The problem with fundamentalist atheism
|William Blake's image of the 'Inferno,' Canto XII,12-28, The Minotaur XII. Source: Wikipedia.|
As someone with a fairly rationalistic, skeptical, and even scientistic background (though slowly improving), I confess to have some degree of sympathy for parts of the message coming from fundamentalist atheists like Richard Dawkins, Christopher Hitchens, and Daniel Dennett. To the extent that they promote critical thinking, I believe they make a positive contribution to society. But there may be a significant way in which they fall victim to the very criticism they pass onto others. Allow me to share a thought on this.
Of the three, Daniel Dennett has most of my respect, for the very cogent, clear, and even fun way in which he argues his case. I find it delightful to watch his eloquence in action, and I have sincerely learned much from him. He has, unquestionably, an analytical intellect of enormous power; there lying his key weakness, in my view. Indeed, I believe Dennett is wrong regarding just about every important point he has argued, from the nature of consciousness to the validity of so-called spiritual experience. Yet, because of his eloquence, he has forced me to think very hard to try and make explicit for myself just in what way he is wrong. And I’ve come to conclude that not only him, but many fundamentalist atheists, are wrong in a very similar way: They implicitly define the rules of a private game, assume everyone is playing that same game according to those same rules, and then explain with much bravado how they have won the game. The problem is that others weren’t aware they were supposed to be playing that game, and didn’t even know the rules. Fundamentalist atheists themselves, I believe, are not cognizant that this is what is actually happening, so their passion truly is sincere. If only Carl Jung were alive, he would have had a field day with this.
Here is the key rule of the game implicitly played by fundamentalist atheists: All truths can be captured fully and accurately by literal constructs of language. In other words, everything that is, has been, or will ever be true about reality can be stated in literal words with absolute accuracy. This is a severe and entirely artificial expectation; they forgot to tell Ms. Language that she was supposed to be able to do so much.

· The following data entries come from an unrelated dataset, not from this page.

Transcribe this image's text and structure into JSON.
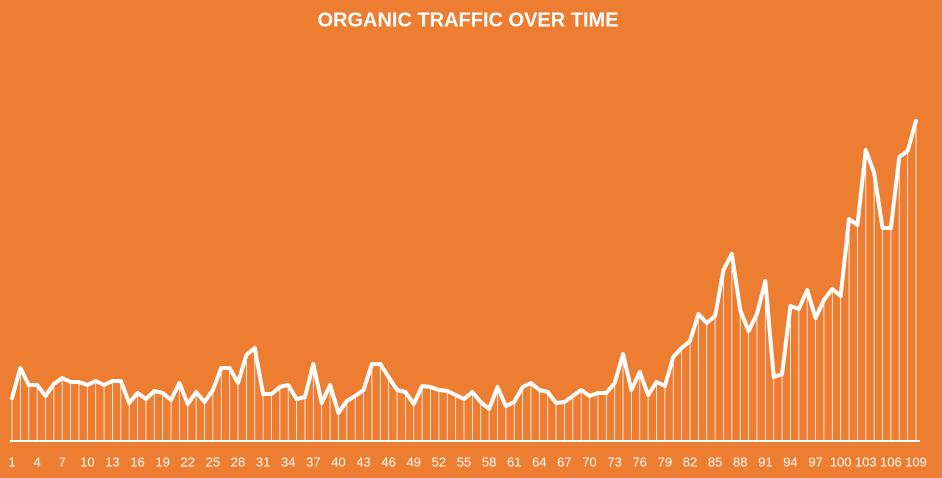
{
  "chart_data": {
    "type": "line",
    "title": "ORGANIC TRAFFIC OVER TIME",
    "categories": [
      "1",
      null,
      null,
      "4",
      null,
      null,
      "7",
      null,
      null,
      "10",
      null,
      null,
      "13",
      null,
      null,
      "16",
      null,
      null,
      "19",
      null,
      null,
      "22",
      null,
      null,
      "25",
      null,
      null,
      "28",
      null,
      null,
      "31",
      null,
      null,
      "34",
      null,
      null,
      "37",
      null,
      null,
      "40",
      null,
      null,
      "43",
      null,
      null,
      "46",
      null,
      null,
      "49",
      null,
      null,
      "52",
      null,
      null,
      "55",
      null,
      null,
      "58",
      null,
      null,
      "61",
      null,
      null,
      "64",
      null,
      null,
      "67",
      null,
      null,
      "70",
      null,
      null,
      "73",
      null,
      null,
      "76",
      null,
      null,
      "79",
      null,
      null,
      "82",
      null,
      null,
      "85",
      null,
      null,
      "88",
      null,
      null,
      "91",
      null,
      null,
      "94",
      null,
      null,
      "97",
      null,
      null,
      "100",
      null,
      null,
      "103",
      null,
      null,
      "106",
      null,
      null,
      "109"
    ],
    "values": [
      42,
      72,
      55,
      55,
      44,
      56,
      62,
      58,
      58,
      55,
      59,
      55,
      59,
      59,
      37,
      47,
      41,
      49,
      47,
      40,
      57,
      36,
      48,
      38,
      50,
      72,
      72,
      57,
      85,
      92,
      46,
      46,
      53,
      55,
      41,
      43,
      76,
      37,
      55,
      27,
      39,
      44,
      50,
      76,
      76,
      63,
      50,
      48,
      36,
      54,
      53,
      50,
      49,
      45,
      41,
      48,
      38,
      31,
      53,
      34,
      38,
      53,
      57,
      50,
      48,
      37,
      38,
      44,
      50,
      44,
      47,
      47,
      57,
      86,
      50,
      68,
      45,
      58,
      54,
      83,
      92,
      99,
      126,
      117,
      124,
      170,
      186,
      130,
      109,
      126,
      159,
      63,
      66,
      134,
      131,
      150,
      122,
      140,
      151,
      144,
      221,
      215,
      290,
      267,
      212,
      212,
      283,
      289,
      319
    ],
    "color": "#ffffff",
    "ylim": [
      0,
      400
    ]
  }
}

You see, the motivation for the invention and continuing evolution of language was, and continues largely to be, to facilitate the practicalities of life. Language helps us get things done in the outside, empirical world, since the coordination of activities in that extravert landscape is what required the invention of language to begin with. Our inner landscapes – the subjective world of personal experience, like inspiration and insight – did not demand the clarity and accuracy of description that practical tasks did, so language did not evolve to capture those to the same extent. Moreover, language depends on shared experiences to ground the meaning of its associated dictionary: If you say ‘table’ I know what you mean because I myself have seen a table before, so we have this shared experience to ground the meaning of the word ‘table.’ But more private, inner experiences cannot be shared in as straight-forward a manner as observing a table together. Therefore, again, one would be very naïve to expect that language can unambiguously, accurately, and completely capture the reality of inner experience and perception. This is why poets and mystics throughout history have refined the art of using metaphor, allegory, simile, analogy, to “force the horse of language onto a ladder,” as Terence McKenna once beautifully put it.

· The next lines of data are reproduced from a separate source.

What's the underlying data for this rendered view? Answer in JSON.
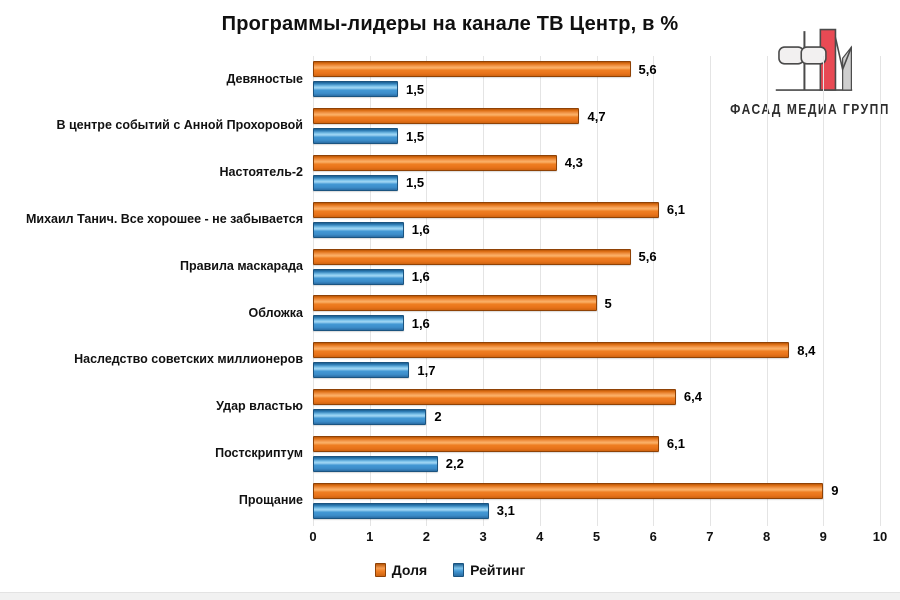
{
  "title": "Программы-лидеры на канале ТВ Центр, в %",
  "logo": {
    "text": "ФАСАД МЕДИА ГРУПП",
    "red": "#e84a54",
    "gray": "#cfcfcf",
    "outline": "#4a4a4a"
  },
  "chart_data": {
    "type": "bar",
    "orientation": "horizontal",
    "title": "Программы-лидеры на канале ТВ Центр, в %",
    "categories": [
      "Девяностые",
      "В центре событий с Анной Прохоровой",
      "Настоятель-2",
      "Михаил Танич. Все хорошее - не забывается",
      "Правила маскарада",
      "Обложка",
      "Наследство советских миллионеров",
      "Удар властью",
      "Постскриптум",
      "Прощание"
    ],
    "series": [
      {
        "name": "Доля",
        "color": "#ED7D31",
        "values": [
          5.6,
          4.7,
          4.3,
          6.1,
          5.6,
          5,
          8.4,
          6.4,
          6.1,
          9
        ],
        "labels": [
          "5,6",
          "4,7",
          "4,3",
          "6,1",
          "5,6",
          "5",
          "8,4",
          "6,4",
          "6,1",
          "9"
        ]
      },
      {
        "name": "Рейтинг",
        "color": "#41A0DC",
        "values": [
          1.5,
          1.5,
          1.5,
          1.6,
          1.6,
          1.6,
          1.7,
          2,
          2.2,
          3.1
        ],
        "labels": [
          "1,5",
          "1,5",
          "1,5",
          "1,6",
          "1,6",
          "1,6",
          "1,7",
          "2",
          "2,2",
          "3,1"
        ]
      }
    ],
    "xlim": [
      0,
      10
    ],
    "x_ticks": [
      "0",
      "1",
      "2",
      "3",
      "4",
      "5",
      "6",
      "7",
      "8",
      "9",
      "10"
    ],
    "grid": true,
    "legend_position": "bottom",
    "value_labels": true
  }
}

Inner experiences are as much a part of reality as any other experiences. Indeed, it can be cogently argued that all experiences are subjective in nature and, therefore, inner experiences. At a time when physics has all but demonstrated that objectivity is an illusion, denying that much of reality cannot be captured in literal language is a reflection of naiveté and, perhaps, unconscious hubris. The key rule – the fundamental assumption – behind the private game of fundamentalist atheists is, therefore, false.

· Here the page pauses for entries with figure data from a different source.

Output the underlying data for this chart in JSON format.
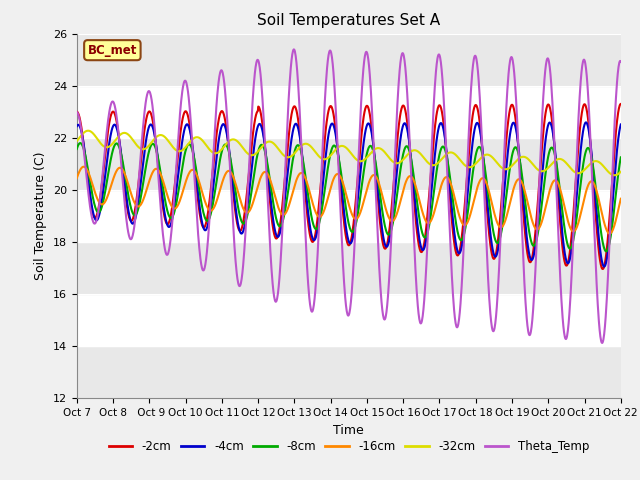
{
  "title": "Soil Temperatures Set A",
  "xlabel": "Time",
  "ylabel": "Soil Temperature (C)",
  "ylim": [
    12,
    26
  ],
  "xtick_labels": [
    "Oct 7",
    "Oct 8",
    " Oct 9",
    "Oct 10",
    "Oct 11",
    "Oct 12",
    "Oct 13",
    "Oct 14",
    "Oct 15",
    "Oct 16",
    "Oct 17",
    "Oct 18",
    "Oct 19",
    "Oct 20",
    "Oct 21",
    "Oct 22"
  ],
  "annotation_text": "BC_met",
  "line_colors": [
    "#dd0000",
    "#0000cc",
    "#00aa00",
    "#ff8800",
    "#dddd00",
    "#bb55cc"
  ],
  "line_labels": [
    "-2cm",
    "-4cm",
    "-8cm",
    "-16cm",
    "-32cm",
    "Theta_Temp"
  ],
  "line_widths": [
    1.5,
    1.5,
    1.5,
    1.5,
    1.5,
    1.5
  ],
  "bg_outer": "#f0f0f0",
  "bg_inner": "#e8e8e8",
  "band_white": "#ffffff",
  "band_gray": "#d8d8d8"
}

Let us use a metaphor (!) to get this point across. The hypothesis here is that the elusive truths of existence are like solid objects, while language representations are limited to shadows of these objects. Describing the shadows is enough for us to resolve the practicalities of life. However, it is obviously impossible to literally describe all qualities of a solid object through the contours of its shadow. The best one can do is to attempt to convey an intuition of its real shape through the creative use of shadows, even shadows of other objects easier to visualize. This is what language metaphors are. The result is a partial and roundabout description that cannot be interpreted literally, nor construed to capture the truth fully. One is always ultimately responsible for 'reconstructing' the solid object of truth inside one's own mind, based on language hints coming from others.
Fundamentalist atheists attack the reports of non-materialist experiences (I could have used the more vague expression ‘spiritual experiences’) by pointing out all the ways in which what is described cannot be literally true. Duh. They are attacking shadows, revealing their own inability to think more broadly and 'reconstruct' the underlying message one is attempting to hint at. They a priori exclude from their mental landscapes the truths of a Blake, or a Keats; a tremendous loss. And yet, they believe they are in a position of superior understanding. The irony couldn’t have been more cruel.
There is a significant way in which fundamentalist atheists may be unconsciously attributing to others their own cognitive limitations. In psychological terms, this is called a projection. By passing judgment onto their own projections according to the rules of their own private games, they reveal parts of their psychological makeup but assert nothing of relevance about the nature of reality.